Mr. Speaker, stewardship is a word we have heard quite a bit throughout the debate. I will address my remarks to the series of motions regarding the stewardship approach in general. Stewardship is a word we struggle with a bit because it does not seem to portray the importance of what we mean by it.
Stewardship is more than a landowner doing the right thing. It is more than a company showing good corporate citizenship by sponsoring a wildlife centre or rehabilitating a wetland. Stewardship is how we get things done in Canada not just for species at risk but for much of what we do for wildlife. Stewardship is a local community group pulling together a conservation effort to protect an important shoreline for birds. It is a farmer who decides to let trees and brush remain along the edges of a field to encourage nesting. It is a big company that not only makes a financial contribution but sets aside thousands of hectares as a conservation easement.
This is stewardship. It is co-operation. In Canada it is how we get things done. In many ways we could say it is what species at risk protection and the bill before us are all about.
Bill C-5 is an essential piece of legislation. It would fulfil the commitment the federal government made with the provinces and territories under the Accord for the Protection of Species at Risk. It sets out in the full letter of law the key components of assessment and listing, recovery planning, habitat protection and prohibition.
I will speak to the government motions that support the key component of stewardship in our strategy, the motions that would ensure co-operation was the first approach for protecting critical habitat.
Our neighbours to the south are envious of our stewardship traditions and the way we are enshrining them in our legislation. Many people point south of the border to the endangered species legislation the U.S. has had in place for 25 years. It has done much for lawyers and the legal industry. It has done less for species. The Americans wish they had our approach. Courts are choked with cases under the U.S. law.
Our commitment to stewardship has already been reinforced with the Habitat Stewardship Program. Under the program $45 million over five years has been targeted for stewardship activities. The program is entering its third year. It has fostered many new partnerships and allowed old ones to accomplish more. It has brought new partners into the stewardship fold.
For the $5 million in first year funding the program attracted non-federal funding of over $8 million. In other words, for every dollar spent by the federal government under the HSP $1.70 of non-federal resources was contributed by project partners. In the second year of the HSP $10 million for more than 150 projects has been allocated. Volunteer Canadians from all walks of life are involved in the Atlantic Beach Guardian Program to protect the habitat of the piping plover, the Gulf of St. Lawrence aster and the maritime ringlet butterfly.
We have provided for more favourable tax treatment for the contribution of ecologically sensitive lands. Over 20,000 hectares has already been donated as ecological gifts.
There is more to stewardship than the Habitat Stewardship Program and ecological gifts. There is the stewardship action plan set out in Bill C-5. We accept in principle the proposal to develop the stewardship action plan introduced in Bill C-5 by the standing committee. Work is already underway on the development of a federal, provincial and territorial Canada wide stewardship action plan. There have been meetings, discussions and much progress in the area.

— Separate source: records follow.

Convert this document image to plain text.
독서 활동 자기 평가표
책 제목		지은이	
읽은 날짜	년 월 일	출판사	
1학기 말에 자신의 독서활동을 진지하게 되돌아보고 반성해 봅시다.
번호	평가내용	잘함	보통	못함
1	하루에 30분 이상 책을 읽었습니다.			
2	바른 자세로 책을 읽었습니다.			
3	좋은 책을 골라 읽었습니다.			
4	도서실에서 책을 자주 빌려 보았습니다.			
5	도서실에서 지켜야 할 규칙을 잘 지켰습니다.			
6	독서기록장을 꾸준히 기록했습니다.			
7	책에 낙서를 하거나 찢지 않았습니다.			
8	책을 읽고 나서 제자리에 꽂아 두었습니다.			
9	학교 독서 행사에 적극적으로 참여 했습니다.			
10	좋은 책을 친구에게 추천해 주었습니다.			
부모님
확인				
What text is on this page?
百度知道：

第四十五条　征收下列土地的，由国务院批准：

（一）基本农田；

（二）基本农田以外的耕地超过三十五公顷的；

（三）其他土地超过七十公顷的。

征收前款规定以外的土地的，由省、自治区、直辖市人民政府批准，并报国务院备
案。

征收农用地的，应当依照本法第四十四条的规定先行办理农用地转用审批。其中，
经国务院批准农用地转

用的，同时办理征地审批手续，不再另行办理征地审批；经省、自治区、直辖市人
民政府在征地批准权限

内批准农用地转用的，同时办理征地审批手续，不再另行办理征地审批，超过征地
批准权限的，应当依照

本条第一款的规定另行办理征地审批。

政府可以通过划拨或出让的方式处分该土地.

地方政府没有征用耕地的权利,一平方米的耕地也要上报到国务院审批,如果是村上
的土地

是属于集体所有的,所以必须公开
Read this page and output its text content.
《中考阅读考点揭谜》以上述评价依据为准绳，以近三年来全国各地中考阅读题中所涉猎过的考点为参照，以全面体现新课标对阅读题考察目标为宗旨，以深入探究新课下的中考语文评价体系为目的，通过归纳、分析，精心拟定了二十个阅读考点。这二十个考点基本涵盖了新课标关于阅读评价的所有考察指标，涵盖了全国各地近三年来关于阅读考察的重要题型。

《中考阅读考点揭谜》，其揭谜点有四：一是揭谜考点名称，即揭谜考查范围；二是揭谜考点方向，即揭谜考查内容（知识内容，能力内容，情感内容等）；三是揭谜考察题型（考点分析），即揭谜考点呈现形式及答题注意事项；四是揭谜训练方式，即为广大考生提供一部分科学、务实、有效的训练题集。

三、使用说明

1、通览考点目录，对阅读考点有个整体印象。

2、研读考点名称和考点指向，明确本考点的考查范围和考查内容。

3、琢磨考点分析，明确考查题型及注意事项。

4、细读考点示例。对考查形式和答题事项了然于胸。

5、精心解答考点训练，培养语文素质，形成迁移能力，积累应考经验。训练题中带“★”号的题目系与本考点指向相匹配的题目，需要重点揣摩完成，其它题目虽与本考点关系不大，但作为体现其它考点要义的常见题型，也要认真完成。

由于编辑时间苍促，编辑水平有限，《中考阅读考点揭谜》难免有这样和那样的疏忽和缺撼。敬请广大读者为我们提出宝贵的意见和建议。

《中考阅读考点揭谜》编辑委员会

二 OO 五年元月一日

However we want to avoid legislating mandatory federal government programs which have the added complication of making future resource commitments in law. We want to ensure sufficient time to develop a plan in co-operation with others including landowners, resource users, aboriginal peoples, provinces and territories. That is why the government motions would remove the one year deadline and provide the minister the authority to develop a stewardship action plan in consultation with the Canadian Endangered Species Conservation Council.
I will speak in favour of the government motion to remove the requirements the standing committee imposed on the minister to publish draft contribution agreements when they are complete to provide the public an opportunity to comment on them. This type of requirement serves as a disincentive to stewardship. We are all stewards in one way or another.
The federal government is a steward in its protection of species at risk and their critical habitats in Canada. Land owners, farmers and fishers are stewards, as are aboriginal peoples, conservation groups and workers in the resource sector and others. We all deserve credit for the stewardship work we do. Bill C-5 would encourage us to do more and deserves our support.